Electronic Data Systems Corp., the world's No. 2 computer services supplier, Friday said it was establishing an Internet venture fund with up to $1.
Written by ZDNet Staff, Contributor
Electronic Data Systems Corp., the world's No. 2 computer services supplier, Friday said it was establishing an Internet venture fund with up to $1.5 billion, in one of the largest such undertakings by a major computer company.

The new business, EDS-A.T. Kearney Ventures, after EDS's (NYSE: EDS) consulting arm by the same name, will focus its investments in so-called business-to-business firms that link companies with their suppliers and business partners via the Internet.

Keeping up in the Internet economy
Most of the companies the fund plans to finance over the next five years will be either EDS consulting clients or alliance partners. When fully financed, the fund will have $1.5 billion, the company said.

The move to cash in on the Internet gold rush is the latest effort by the slow-growing provider of computer technical and consulting services to stoke its growth and compete more effectively for business in the age of Internet commerce.

Toward that end, EDS has hired new management, begun shedding non-core businesses and sought to further diversify its client base over the past year.

"EDS sees the need for innovative services and opportunities to be developed to help further its own offerings and to better serve its clients,'' Dick Brown, EDS's chairman and chief executive, said in a statement. "The fund will foster the development of these services.''

First investments
The fund will be co-headed by Rick deNey, EDS senior vice president of corporate strategy and a former investment banker, and David Asper, an A.T. Kearney vice president. The unit will have offices in Plano, Texas, New York, London and Menlo Park, Calif., a town that has become known as ``Wall Street West''.

EDS also named the fund's first investments: CoNext and Tradex Technologies Inc., both companies make software that allow businesses to buy their supplies online.

The investment of $10 million in Atlanta-based Tradex came none too soon as Ariba Inc., the largest maker of Internet procurement software, Thursday scooped up Tradex in a deal valued at $1.86 billion in stock.

Nine former employees arrested
EDS declined to disclose the size of its investment in CoNext. The other half will be funded by outside investors, it said.

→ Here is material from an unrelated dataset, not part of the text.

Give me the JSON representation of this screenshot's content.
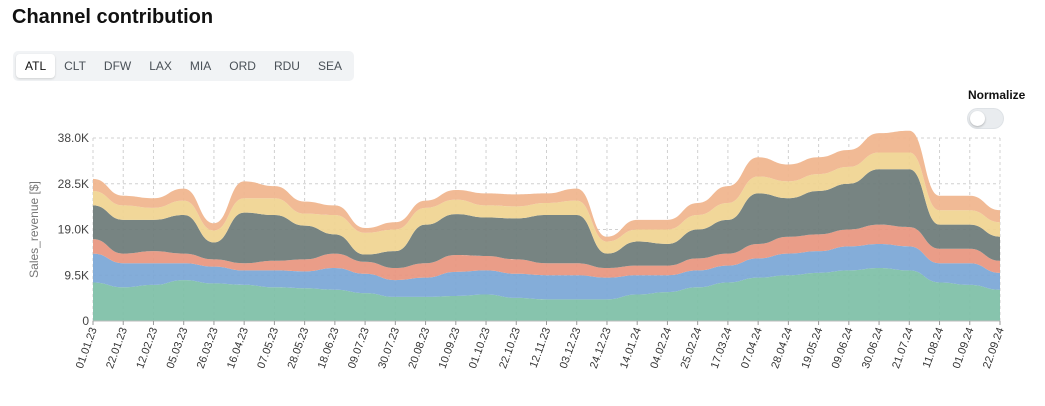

That news was clouded by the arrests of nine former EDS employees Friday on charges they had conspired to defraud three state governments out of $38 million. The scheme allegedly involved creating bogus documents to convince the states that abandoned financial property, such as unclaimed dividends, belonged to EDS Global Financial Markets Group clients.

EDS said it notified authorities when it discovered that the company and a few clients may have been victims of improper conduct by a small group of employees. The states involved were New York, Massachusetts and Delaware.

The news fueled a substantial decline in the company's shares in trading Friday on the New York Stock Exchange, where they fell 4-11/16 to close at 59-3/8.

EDS was founded by Ross Perot in 1962. General Motors Corp. bought the company in 1984. GM spun off EDS in a public stock offering in 1996.